As these changes emerge they must be documented so that they accurately reflect what you were trying to accomplish in your research [not what you thought you might accomplish when you began].
Resist the urge to apologize If you've immersed yourself in studying the research problem, you presumably should know a good deal about it, perhaps even more than your professor!
Failure to match the objectives of your research Often research objectives in the social sciences change while the research is being carried out. Purdue University; Freedman, Leora and Jerry Plotnick.
This is not a problem unless you forget to go back and refine the original objectives in your introduction.
If you encountered negative or unintended results [i.e., findings that are validated outside the research context in which they were generated], you must report them in the results section and discuss their implications in the discussion section of your paper. Academic Center, the University of Houston-Victoria, 2003; Make Your Last Words Count. Don't surprise the reader with new information in your conclusion that was never referenced anywhere else in the paper.
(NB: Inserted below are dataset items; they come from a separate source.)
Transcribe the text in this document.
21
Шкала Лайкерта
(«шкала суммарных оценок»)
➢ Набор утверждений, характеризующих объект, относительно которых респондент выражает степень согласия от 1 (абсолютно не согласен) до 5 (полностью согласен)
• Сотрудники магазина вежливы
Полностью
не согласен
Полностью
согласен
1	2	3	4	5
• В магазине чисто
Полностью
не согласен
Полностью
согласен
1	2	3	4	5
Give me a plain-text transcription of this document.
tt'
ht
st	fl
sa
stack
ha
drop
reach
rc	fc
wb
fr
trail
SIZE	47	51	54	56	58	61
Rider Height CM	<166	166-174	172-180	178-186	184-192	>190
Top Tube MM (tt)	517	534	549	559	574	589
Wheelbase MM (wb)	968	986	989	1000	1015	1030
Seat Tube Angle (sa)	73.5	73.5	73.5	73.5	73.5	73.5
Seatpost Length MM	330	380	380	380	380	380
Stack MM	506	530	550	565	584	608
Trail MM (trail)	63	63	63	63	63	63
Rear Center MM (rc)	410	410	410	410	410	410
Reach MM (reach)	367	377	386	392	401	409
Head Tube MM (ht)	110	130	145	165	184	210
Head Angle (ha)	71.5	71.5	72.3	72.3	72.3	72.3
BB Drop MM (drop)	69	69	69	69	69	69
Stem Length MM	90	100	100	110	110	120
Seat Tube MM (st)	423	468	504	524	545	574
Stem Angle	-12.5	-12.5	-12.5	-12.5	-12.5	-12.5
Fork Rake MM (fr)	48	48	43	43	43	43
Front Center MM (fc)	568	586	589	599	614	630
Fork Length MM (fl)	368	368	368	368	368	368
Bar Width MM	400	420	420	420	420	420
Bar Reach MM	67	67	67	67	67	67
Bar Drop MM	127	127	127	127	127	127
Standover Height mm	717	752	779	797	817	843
In the conclusion, use your summary of the negative results as an opportunity to explain their possible significance and/or how they may form the basis for future research. If you have new information to present, add it to the discussion or other appropriate section of the paper.If you’ve already written a fabulous introductory paragraph, you can write something similar with different wording.The conclusion is intended to help the reader understand why your research should matter to them after they have finished reading the paper.Strategies for writing concisely can be found here.Failure to comment on larger, more significant issues In the introduction, your task was to move from the general [the field of study] to the specific [the research problem]. San Francisco Edit, 2003-2008; Writing Conclusions. Writing Tutorial Services, Center for Innovative Teaching and Learning. Avoid phrases like "in conclusion...," "in summary...," or "in closing...." These phrases can be useful, even welcome, in oral presentations.Being introspective means looking within yourself as an author to try and understand an issue more deeply, not to guess at possible outcomes or make up scenarios not supported by evidence.Although an effective conclusion needs to be clear and succinct, it does not need to be written passively or lack a compelling narrative.Do this by stating clearly the context, background, and necessity of pursuing the research problem you investigated in relation to an issue, controversy, or a gap found in the literature.Make sure, however, that your conclusion is not simply a repetitive summary of the findings.Strategies to help you move beyond merely summarizing the key points of your research paper may include any of the following strategies: Failure to be concise Your conclusion section should be concise and to the point.Conclusions that are too lengthy often have unnecessary information in them.